識海光點鎖定方位的剎那,秦河身形己化作一道淡影掠出山谷。
金黑法則裹著他穿透雲層,沿途神庭搜捕的痕跡視而不見。
虛空斂息步催動到極致,周遭空間只餘細碎漣漪,連風都追不上他的軌跡。
彼岸境修士的遁速,本就超脫凡俗,再加上源生法則調和氣息,三日三夜的星夜兼程,山坳裡的荒廟終於出現在視野中。

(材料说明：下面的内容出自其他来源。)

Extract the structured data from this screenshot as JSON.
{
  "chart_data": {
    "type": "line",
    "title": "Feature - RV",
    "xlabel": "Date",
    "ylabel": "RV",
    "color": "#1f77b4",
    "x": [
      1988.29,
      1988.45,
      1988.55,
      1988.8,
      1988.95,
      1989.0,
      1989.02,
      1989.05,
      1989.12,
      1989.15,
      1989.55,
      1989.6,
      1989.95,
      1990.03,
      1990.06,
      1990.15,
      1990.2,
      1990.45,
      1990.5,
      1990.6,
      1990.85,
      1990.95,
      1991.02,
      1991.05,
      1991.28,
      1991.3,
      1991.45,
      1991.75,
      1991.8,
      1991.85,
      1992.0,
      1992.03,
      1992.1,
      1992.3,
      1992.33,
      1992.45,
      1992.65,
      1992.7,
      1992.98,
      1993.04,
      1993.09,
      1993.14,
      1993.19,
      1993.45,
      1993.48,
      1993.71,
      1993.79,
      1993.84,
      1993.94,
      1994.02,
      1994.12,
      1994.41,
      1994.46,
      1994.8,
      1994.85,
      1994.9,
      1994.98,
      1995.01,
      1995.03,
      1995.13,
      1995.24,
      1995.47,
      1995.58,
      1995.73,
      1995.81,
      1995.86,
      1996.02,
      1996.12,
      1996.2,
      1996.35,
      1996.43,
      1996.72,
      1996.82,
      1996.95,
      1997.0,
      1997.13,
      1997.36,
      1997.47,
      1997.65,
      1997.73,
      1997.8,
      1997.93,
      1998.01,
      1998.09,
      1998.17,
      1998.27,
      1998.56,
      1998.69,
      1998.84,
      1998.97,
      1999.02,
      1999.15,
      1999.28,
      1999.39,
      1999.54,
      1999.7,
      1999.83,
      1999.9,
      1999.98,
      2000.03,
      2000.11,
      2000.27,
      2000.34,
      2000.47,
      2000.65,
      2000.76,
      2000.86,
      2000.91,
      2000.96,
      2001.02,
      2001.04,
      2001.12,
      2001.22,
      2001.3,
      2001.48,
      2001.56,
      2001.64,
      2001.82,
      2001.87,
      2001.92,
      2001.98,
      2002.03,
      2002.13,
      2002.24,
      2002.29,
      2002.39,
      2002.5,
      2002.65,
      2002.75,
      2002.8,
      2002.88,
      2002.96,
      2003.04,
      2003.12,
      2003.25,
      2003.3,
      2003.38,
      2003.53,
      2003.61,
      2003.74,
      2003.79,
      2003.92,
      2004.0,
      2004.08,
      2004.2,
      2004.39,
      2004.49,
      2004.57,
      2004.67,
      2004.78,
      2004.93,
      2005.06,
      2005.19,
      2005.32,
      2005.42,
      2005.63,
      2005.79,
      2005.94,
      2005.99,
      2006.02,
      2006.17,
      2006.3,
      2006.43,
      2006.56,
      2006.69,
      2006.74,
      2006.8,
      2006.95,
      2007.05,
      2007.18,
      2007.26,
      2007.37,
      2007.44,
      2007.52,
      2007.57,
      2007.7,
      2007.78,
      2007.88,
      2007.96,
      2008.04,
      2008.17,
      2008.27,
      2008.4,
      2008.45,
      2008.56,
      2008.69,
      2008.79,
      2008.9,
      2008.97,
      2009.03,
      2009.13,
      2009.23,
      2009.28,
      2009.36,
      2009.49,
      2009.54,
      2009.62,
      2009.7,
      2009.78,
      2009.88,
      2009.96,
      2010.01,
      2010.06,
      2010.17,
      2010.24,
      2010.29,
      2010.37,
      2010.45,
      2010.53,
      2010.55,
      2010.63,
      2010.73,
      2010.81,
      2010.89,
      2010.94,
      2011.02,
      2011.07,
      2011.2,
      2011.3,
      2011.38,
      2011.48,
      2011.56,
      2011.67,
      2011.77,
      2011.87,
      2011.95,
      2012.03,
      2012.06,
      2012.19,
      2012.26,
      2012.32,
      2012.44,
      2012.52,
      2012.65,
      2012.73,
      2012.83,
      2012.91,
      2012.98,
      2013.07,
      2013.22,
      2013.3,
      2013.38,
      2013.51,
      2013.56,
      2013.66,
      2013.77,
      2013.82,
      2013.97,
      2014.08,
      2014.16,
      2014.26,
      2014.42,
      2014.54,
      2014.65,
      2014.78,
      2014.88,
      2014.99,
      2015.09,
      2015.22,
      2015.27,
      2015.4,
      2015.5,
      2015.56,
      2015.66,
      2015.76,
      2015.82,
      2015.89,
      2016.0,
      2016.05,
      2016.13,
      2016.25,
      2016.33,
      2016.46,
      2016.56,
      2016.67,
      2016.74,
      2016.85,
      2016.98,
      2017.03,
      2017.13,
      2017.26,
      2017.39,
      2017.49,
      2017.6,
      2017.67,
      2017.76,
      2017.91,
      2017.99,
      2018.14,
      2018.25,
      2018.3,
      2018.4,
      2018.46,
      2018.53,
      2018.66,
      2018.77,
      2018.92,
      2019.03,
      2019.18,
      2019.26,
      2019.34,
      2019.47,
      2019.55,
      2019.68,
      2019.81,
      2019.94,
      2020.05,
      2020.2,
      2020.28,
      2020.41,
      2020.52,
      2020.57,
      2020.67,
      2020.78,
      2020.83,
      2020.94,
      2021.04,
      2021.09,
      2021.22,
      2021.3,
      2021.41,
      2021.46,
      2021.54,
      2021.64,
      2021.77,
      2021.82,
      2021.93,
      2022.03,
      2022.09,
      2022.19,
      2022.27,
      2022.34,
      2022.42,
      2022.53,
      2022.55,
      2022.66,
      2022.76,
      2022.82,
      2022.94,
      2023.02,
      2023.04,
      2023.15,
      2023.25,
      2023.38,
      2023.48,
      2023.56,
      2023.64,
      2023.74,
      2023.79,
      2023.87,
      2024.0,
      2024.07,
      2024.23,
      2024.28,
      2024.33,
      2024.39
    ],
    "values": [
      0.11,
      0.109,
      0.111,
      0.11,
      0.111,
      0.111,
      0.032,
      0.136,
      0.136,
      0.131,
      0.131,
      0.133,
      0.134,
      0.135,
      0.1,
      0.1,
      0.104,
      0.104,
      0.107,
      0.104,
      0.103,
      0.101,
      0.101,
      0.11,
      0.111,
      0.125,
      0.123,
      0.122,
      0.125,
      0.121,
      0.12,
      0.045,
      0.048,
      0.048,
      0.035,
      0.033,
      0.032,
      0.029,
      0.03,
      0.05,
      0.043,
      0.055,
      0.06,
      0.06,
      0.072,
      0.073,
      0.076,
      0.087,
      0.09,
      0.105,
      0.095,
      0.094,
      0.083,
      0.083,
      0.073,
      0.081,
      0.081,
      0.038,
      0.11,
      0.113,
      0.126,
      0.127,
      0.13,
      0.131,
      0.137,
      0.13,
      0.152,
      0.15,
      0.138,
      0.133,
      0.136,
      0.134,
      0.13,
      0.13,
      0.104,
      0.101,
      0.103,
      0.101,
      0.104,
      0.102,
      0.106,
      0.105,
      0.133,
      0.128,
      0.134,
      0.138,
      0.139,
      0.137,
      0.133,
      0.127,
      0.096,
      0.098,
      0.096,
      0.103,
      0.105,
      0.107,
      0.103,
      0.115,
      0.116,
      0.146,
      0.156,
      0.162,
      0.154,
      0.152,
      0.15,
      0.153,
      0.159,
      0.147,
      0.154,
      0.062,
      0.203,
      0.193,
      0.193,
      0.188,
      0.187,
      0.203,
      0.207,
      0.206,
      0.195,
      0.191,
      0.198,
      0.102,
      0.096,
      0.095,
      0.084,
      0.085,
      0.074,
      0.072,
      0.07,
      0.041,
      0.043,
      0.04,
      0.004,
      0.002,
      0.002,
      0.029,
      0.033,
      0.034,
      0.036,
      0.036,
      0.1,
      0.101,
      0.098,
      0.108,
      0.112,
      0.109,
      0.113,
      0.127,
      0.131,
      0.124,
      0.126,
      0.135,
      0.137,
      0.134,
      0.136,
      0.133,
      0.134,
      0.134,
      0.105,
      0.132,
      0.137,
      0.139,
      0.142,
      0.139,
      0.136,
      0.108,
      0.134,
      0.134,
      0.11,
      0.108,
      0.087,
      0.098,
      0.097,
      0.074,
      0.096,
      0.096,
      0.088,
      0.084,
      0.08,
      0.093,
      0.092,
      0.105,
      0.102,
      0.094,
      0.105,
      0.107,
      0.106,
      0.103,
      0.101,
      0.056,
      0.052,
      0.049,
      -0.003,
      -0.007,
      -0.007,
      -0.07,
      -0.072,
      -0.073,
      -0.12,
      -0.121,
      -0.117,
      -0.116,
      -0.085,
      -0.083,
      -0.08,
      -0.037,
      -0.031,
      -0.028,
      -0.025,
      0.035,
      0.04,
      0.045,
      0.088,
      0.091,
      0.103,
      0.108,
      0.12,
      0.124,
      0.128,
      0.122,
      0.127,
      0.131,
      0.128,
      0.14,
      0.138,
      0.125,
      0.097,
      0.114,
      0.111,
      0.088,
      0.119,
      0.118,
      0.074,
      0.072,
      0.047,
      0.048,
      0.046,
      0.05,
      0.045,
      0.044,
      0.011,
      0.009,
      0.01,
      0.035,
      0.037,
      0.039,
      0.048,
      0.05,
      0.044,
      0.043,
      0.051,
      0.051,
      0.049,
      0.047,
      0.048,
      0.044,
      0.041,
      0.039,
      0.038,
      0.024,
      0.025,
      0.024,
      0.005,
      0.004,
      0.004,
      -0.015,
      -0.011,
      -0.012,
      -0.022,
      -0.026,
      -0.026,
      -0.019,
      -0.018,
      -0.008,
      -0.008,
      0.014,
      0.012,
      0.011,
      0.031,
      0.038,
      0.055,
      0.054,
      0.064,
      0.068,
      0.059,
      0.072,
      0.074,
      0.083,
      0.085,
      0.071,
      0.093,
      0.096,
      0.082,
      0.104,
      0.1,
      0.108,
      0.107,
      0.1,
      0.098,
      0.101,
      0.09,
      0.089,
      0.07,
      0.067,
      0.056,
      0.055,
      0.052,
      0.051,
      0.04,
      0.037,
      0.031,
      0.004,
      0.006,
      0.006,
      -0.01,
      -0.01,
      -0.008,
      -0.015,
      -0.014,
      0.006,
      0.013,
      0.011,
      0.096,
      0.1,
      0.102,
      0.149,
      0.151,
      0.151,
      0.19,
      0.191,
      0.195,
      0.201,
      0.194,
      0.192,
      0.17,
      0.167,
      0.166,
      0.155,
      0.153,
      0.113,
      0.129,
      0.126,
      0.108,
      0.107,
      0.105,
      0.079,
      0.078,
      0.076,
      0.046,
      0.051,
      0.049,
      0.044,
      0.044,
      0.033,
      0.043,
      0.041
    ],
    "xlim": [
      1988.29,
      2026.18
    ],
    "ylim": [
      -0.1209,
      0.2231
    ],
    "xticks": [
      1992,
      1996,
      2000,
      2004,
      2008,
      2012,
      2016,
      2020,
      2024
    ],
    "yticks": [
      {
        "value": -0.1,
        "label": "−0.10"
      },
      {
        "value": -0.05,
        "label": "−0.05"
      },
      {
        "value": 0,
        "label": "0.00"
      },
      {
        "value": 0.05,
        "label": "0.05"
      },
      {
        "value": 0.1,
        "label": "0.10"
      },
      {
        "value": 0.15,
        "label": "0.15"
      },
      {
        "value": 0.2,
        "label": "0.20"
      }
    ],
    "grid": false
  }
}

秦河足尖輕點落在破廟門檻,法則之力先一步鋪展開來,將周遭天地氣息鎖死。
不是戒備,是怕外界擾動驚醒廟中人,哪怕那人早己昏迷。
供臺前,魏元吉蜷縮在地上,粗布褂子沾滿塵土與乾涸的暗漬,呼吸微弱得幾乎斷絕。
那張曾經帶著幾分憨首的臉,此刻只剩皮包骨,顴骨高聳,嘴唇乾裂得滲著血絲,周身連一絲靈力波動都無,只剩凡人氣若游絲。
秦河蹲下身,指尖金黑紋路輕觸其眉心。
神識如細流般滲入魏元吉體內,剛探入經脈,便察覺到刺骨的殘破。
原本該充盈靈力的氣海,早己碎裂成無數殘片,法則氣息紊亂如亂麻,連最基礎的靈力迴圈都無法維繫。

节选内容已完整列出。